Die Zahlen stammen aus einer neuen Studie der Österreichischen Nationalbank (ÖNB), die sich mit der Entwicklung der Spareinlagen seit dem Jahr 2002 beschäftigt. Die Experten des Instituts nehmen immer wieder die Vermögensverteilung im Land unter die Lupe - und heizen damit die politische Debatte an. Denn die Diskussion um eine höhere Vermögensbesteuerung spitzt sich stets auf eine Schlüsselfrage zu: Wer besitzt wie viel im Land?

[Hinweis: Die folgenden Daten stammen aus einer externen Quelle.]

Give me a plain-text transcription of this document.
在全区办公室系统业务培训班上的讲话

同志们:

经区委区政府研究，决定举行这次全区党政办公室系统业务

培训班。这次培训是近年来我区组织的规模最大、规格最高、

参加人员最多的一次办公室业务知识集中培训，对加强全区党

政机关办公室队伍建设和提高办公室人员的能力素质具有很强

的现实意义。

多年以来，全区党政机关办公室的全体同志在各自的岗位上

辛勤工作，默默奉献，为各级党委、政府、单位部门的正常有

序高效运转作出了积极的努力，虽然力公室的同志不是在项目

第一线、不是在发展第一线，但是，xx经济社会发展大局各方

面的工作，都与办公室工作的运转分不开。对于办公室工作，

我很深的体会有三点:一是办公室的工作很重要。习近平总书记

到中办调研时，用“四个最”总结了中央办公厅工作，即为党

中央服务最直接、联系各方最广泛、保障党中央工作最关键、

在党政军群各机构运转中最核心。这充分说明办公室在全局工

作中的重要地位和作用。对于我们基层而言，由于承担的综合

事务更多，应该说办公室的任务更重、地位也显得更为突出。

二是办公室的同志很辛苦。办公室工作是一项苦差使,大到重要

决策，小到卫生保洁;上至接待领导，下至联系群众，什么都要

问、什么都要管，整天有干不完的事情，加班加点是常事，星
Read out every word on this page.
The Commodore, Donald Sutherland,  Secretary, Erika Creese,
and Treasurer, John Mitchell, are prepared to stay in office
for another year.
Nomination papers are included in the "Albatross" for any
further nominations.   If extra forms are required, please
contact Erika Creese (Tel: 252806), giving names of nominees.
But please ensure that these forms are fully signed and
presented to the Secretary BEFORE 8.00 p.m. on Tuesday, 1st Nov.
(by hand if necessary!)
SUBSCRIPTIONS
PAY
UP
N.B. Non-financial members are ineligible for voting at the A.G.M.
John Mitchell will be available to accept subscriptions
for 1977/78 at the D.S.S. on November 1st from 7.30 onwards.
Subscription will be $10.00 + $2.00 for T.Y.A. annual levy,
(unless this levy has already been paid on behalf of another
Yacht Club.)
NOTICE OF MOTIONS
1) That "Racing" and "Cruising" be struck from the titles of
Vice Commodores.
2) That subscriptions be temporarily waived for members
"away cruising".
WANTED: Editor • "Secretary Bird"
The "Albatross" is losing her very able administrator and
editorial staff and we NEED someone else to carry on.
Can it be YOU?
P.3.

Anders als bisherige Studien stützt sich das Material nicht auf (aufwändige) Befragungen. Ausgewertet haben die Autoren Michael Andreasch, Pirmin Fessler und Martin Schürz diesmal einen - wie sie schreiben - "einzigartigen" Datensatz der ÖNB, der via Meldesystem der Geschäftsbanken gespeist wird und alle Sparkonten vom Sparbuch bis zum Bausparer umfasst. Fast alle dieser Einlagen sind in der Hand privater Haushalte.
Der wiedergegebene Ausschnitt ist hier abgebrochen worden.